Was ist Ihr akademischer/beruflicher Hintergrund? 

Ich bin Juristin mit zwei Staatsexamen und Promotion. Ich habe u.a. im Wissenschaftsministerium in Hamburg, als Geschäftsführerin einer Stiftung in Frankfurt am Main und als Kanzlerin der Fachhochschule Koblenz gearbeitet. Während meiner Berufstätigkeit habe ich einen berufsbegleitenden MBA an der University of London gemacht. Seit 2010 bin ich Professorin an der Hochschule Heilbronn.

Was inspiriert Sie, in Ihrem Fachbereich zu bleiben und weiterzumachen? 

Ich habe eine große Leidenschaft von mir zum Beruf gemacht. Nach wie vor brenne ich für Kunst und Kultur. Spätestens seit Corona sollte jeder verstanden haben, wie wichtig kulturelle Aktivitäten, die ja sehr oft von Gemeinschaft leben, für unsere Gesellschaft sind. Aber dieses freiheitlich-demokratische Kunst und Kulturleben, wie wir es kennen, ist durch Rechtsruck und Populismus bedroht. Diese Bedrohung sollten wir ernst nehmen und wir sollten uns entsprechend positionieren. Kunst und Kultur sind nie neutral, es geht immer um Emotion und Deutungshoheit. Mir ist es sehr wichtig, dass wir Haltung zeigen, dass wir aus der Geschichte – sei es Kolonialgeschichte oder Nationalsozialismus - unsere Lektionen gelernt haben. Dies nicht nur zu vermitteln, sondern vorzuleben, ist meine Aufgabe als Lehrende und das ist heute leider wichtiger denn je.

Was empfinden Sie als Ihren größten beruflichen Erfolg bisher? Worauf sind Sie stolz?

Neben ein paar nicht ganz unwesentlichen Publikationen, würde ich tatsächlich den Aufbau des Wissenschaftler*innen Netzwerks Brokering Intercultural Exchange nennen, das in den vergangenen Jahren Kulturmanager*innen aus über 50 Ländern miteinander vernetzt hat. Viele sind über dieses Netzwerk an neue Positionen gekommen, haben gemeinsame Publikationsprojekte gestartet oder Forschungsvorhaben initiiert. Jetzt ist es gerade in einer Übergangsphase, denn natürlich muss man irgendwann auch abgeben können.

Was sind Ihre Zukunftspläne für Ihre Karriere? Haben Sie bereits Projekte in der Pipeline und welchen Impact sollen sie haben? 

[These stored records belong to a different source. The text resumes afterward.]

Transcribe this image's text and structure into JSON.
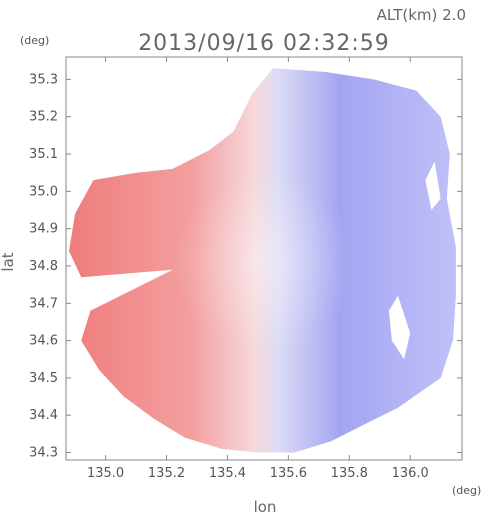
{
  "header": {
    "altitude_label": "ALT(km) 2.0",
    "datetime": "2013/09/16 02:32:59"
  },
  "chart_data": {
    "type": "heatmap",
    "title": "2013/09/16 02:32:59",
    "subtitle": "ALT(km) 2.0",
    "xlabel": "lon",
    "ylabel": "lat",
    "x_unit": "(deg)",
    "y_unit": "(deg)",
    "xlim": [
      134.87,
      136.17
    ],
    "ylim": [
      34.28,
      35.36
    ],
    "x_ticks": [
      135.0,
      135.2,
      135.4,
      135.6,
      135.8,
      136.0
    ],
    "x_tick_labels": [
      "135.0",
      "135.2",
      "135.4",
      "135.6",
      "135.8",
      "136.0"
    ],
    "y_ticks": [
      34.3,
      34.4,
      34.5,
      34.6,
      34.7,
      34.8,
      34.9,
      35.0,
      35.1,
      35.2,
      35.3
    ],
    "y_tick_labels": [
      "34.3",
      "34.4",
      "34.5",
      "34.6",
      "34.7",
      "34.8",
      "34.9",
      "35.0",
      "35.1",
      "35.2",
      "35.3"
    ],
    "radar_center": {
      "lon": 135.52,
      "lat": 34.81
    },
    "grid": false,
    "colors": {
      "toward_west": "#f08a8a",
      "toward_east": "#8a8af0",
      "near_zero": "#f4f0f6",
      "axes": "#8a8a8a"
    },
    "regions": [
      {
        "name": "west (red) sector",
        "lon_range": [
          134.88,
          135.52
        ],
        "lat_range": [
          34.37,
          35.06
        ]
      },
      {
        "name": "east (blue) sector",
        "lon_range": [
          135.52,
          136.15
        ],
        "lat_range": [
          34.3,
          35.33
        ]
      }
    ]
  }
}
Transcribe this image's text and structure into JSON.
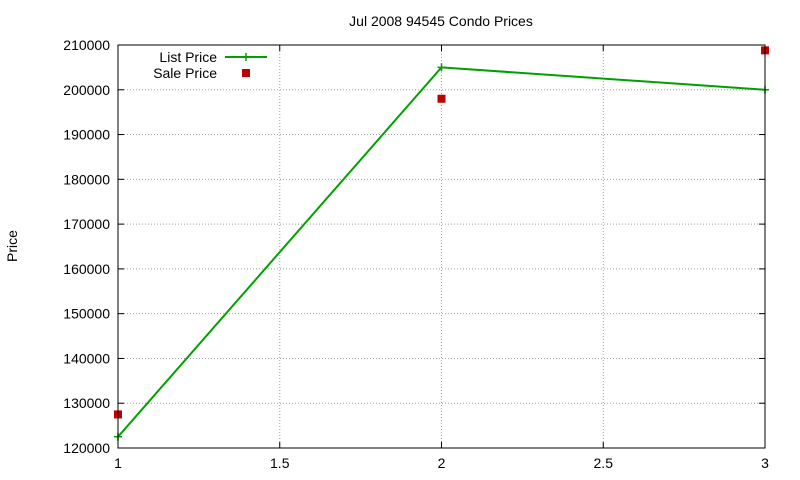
{
  "chart_data": {
    "type": "line",
    "title": "Jul 2008 94545 Condo Prices",
    "xlabel": "",
    "ylabel": "Price",
    "xlim": [
      1,
      3
    ],
    "ylim": [
      120000,
      210000
    ],
    "x_ticks": [
      "1",
      "1.5",
      "2",
      "2.5",
      "3"
    ],
    "x_tick_values": [
      1,
      1.5,
      2,
      2.5,
      3
    ],
    "y_ticks": [
      "120000",
      "130000",
      "140000",
      "150000",
      "160000",
      "170000",
      "180000",
      "190000",
      "200000",
      "210000"
    ],
    "y_tick_values": [
      120000,
      130000,
      140000,
      150000,
      160000,
      170000,
      180000,
      190000,
      200000,
      210000
    ],
    "grid": true,
    "legend_position": "top-left",
    "series": [
      {
        "name": "List Price",
        "style": "linespoints",
        "marker": "plus",
        "color": "#00a000",
        "x": [
          1,
          2,
          3
        ],
        "values": [
          122500,
          205000,
          200000
        ]
      },
      {
        "name": "Sale Price",
        "style": "points",
        "marker": "square",
        "color": "#c00000",
        "x": [
          1,
          2,
          3
        ],
        "values": [
          127500,
          198000,
          208800
        ]
      }
    ]
  }
}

Mit meiner wunderbaren Kollegin Patrycja Kaszynska von der University of the Arts in London plane ich ein Projekt zu Cultural Value. Ganz vereinfacht gesagt, geht es um den Wert von Kunst und Kultur, wie kommen wir (aber vor allem auch Fördergeber) zu unseren Wertentscheidungen? Es ist ein Projekt mit vielen Praxispartnern wie etwa der Kulturstiftung der Länder, dem Goethe Institut, dem ifa in Stuttgart und auch dem Ministerium für Wissenschaft und Kunst. Wir haben einen sehr aufwändigen DFG-Antrag gestellt, der leider abgelehnt wurde. Auch damit muss man in unserem Beruf umgehen können – besonders schade ist es allerdings dann, wenn man den Eindruck hat, gegenüber Universitäten benachteiligt zu werden oder die Kategorie Kulturmanagement beim Fördergeber gar nicht vorkommt – wobei diese Disziplin seit Jahrzehnten existiert und durchaus Grundlagenforschung betreibt.

In der Lehre hoffe ich auf einen neuen, innovativen Masterstudiengang, der sich besonders an Studierende richtet, die sich vorstellen können, in internationalen Kulturkontexten zu arbeiten und aufgeschlossen sind für Sprachen und Auslandsaufenthalte, denn wir wollen eng mit der Universidad de las Artes in Buenos Aires kooperieren. Südamerika ist für das Kulturmanagement sehr spannend und wir können ungemein viel von den Kolleg*innen dort lernen.

Was ist eine Fähigkeit oder Eigenschaft, die Sie erst spät in Ihrer Karriere erkannt haben und die Sie für wichtig halten? 

Netzwerkkompetenz, Resilienz und die Fähigkeit, Entscheidungen nicht persönlich zu nehmen, denn auch in der Wissenschaft unterliegt wahrlich nicht alles rein rationalen Entscheidungen und nicht immer ist allein die fachliche Qualifikation ausschlaggebend.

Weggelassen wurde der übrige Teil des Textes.